We evaluated the relationship between pre-treatment and early on treatment ctDNA and outcome in melanoma patients treated with PD1 inhibitors alone or in combination with ipilimumab.

ctDNA was detected in 40/76 patients (53%) at baseline, and correlated with stage, LDH levels, disease volume and ECOG performance. RECIST response was 72% (26/36) in Group A (undetectable ctDNA at baseline), 77% (17/22) in Group B (elevated ctDNA at baseline but undetectable within 12 weeks of therapy) and 6% (1/18) in Group C (elevated ctDNA at baseline and remained elevated during treatment). The median PFS was not reached in groups A and B and was 2.7 months for Group C. The median OS was not reached for Groups A and B and was 9.2 months for Group C . The poor outcome measures associated with Group C remained significant in multivariate analysis adjusted for LDH, performance status, tumour stage and disease volume. The predictive value for ctDNA for response was confirmed in a separate validation cohort.

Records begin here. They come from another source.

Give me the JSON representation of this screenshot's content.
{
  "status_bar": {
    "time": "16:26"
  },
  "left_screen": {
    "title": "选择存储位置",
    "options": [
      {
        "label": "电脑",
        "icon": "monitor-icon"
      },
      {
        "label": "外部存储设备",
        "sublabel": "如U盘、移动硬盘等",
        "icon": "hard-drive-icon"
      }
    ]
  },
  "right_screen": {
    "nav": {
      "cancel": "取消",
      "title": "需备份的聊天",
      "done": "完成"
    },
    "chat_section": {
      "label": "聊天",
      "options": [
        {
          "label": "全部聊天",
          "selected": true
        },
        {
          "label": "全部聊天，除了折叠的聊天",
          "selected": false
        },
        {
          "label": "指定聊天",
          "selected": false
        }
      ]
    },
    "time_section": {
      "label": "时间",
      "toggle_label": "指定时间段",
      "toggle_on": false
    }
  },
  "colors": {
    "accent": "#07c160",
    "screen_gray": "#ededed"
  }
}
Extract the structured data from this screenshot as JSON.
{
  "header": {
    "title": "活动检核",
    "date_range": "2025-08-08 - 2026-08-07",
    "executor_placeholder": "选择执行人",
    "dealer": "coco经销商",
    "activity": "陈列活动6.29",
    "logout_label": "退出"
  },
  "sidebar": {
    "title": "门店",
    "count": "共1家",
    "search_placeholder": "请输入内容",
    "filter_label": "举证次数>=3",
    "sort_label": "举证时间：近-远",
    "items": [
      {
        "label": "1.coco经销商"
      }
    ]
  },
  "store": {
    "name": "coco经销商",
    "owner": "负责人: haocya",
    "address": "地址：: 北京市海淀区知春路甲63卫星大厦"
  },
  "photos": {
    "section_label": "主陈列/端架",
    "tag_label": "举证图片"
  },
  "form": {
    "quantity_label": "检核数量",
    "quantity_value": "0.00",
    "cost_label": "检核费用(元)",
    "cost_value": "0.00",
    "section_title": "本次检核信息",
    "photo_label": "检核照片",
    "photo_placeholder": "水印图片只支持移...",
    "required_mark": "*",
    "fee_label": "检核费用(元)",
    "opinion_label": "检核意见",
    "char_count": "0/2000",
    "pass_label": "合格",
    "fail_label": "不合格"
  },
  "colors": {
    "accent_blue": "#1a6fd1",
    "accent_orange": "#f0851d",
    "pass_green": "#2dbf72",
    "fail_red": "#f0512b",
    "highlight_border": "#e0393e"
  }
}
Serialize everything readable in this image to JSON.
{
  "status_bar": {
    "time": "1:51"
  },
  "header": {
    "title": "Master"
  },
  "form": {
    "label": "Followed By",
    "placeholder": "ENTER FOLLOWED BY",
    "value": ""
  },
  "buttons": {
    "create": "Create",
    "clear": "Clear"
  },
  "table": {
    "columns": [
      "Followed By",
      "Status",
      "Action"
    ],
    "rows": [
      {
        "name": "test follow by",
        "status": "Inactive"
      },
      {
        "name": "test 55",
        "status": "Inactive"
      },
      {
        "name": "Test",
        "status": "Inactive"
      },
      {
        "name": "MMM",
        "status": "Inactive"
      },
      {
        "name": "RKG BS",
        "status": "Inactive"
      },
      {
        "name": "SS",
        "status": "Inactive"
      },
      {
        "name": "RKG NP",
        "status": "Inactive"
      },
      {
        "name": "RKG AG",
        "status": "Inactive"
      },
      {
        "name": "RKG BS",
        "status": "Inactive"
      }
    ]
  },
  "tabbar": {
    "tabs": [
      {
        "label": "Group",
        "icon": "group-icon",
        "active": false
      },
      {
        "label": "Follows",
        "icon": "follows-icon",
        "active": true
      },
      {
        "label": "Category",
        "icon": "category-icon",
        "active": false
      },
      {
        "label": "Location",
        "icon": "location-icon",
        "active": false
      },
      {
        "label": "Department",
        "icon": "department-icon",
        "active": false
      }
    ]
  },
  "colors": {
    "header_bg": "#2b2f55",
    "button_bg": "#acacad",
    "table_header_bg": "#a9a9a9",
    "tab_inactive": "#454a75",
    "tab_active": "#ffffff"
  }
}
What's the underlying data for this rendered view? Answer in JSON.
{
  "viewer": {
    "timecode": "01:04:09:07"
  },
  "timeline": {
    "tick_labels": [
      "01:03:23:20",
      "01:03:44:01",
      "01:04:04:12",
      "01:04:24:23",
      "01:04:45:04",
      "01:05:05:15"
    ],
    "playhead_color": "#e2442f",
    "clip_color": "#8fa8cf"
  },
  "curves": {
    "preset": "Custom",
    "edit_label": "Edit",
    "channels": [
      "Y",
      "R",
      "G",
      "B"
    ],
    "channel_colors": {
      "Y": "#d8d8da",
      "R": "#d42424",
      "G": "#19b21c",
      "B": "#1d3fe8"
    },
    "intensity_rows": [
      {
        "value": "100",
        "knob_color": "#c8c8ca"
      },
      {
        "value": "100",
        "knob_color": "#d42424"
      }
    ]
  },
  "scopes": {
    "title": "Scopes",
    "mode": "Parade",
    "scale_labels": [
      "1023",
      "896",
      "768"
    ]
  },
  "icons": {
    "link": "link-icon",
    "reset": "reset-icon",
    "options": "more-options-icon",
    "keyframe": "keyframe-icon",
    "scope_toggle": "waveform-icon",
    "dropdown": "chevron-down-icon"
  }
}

Longitudinal assessment of ctDNA in metastatic melanoma patients receiving treatment with PD1 inhibitors is an accurate predictor of tumour response, PFS and OS. Patients who had a persistently elevated ctDNA on therapy had a poor prognosis, and this may guide combination and sequencing of subsequent therapies.

Clearly, per the results of this study, patients did best when their circulating tumor DNA became undetectable under treatment.  Conversely, as one might suspect, when ctDNA remained elevated despite treatment, folks did less well...even when researchers controlled for known prognostic indicators like LDH, disease volume, etc.

We KNOW these facts.  We HAVE the technical ability.  WHY is this not standard of care??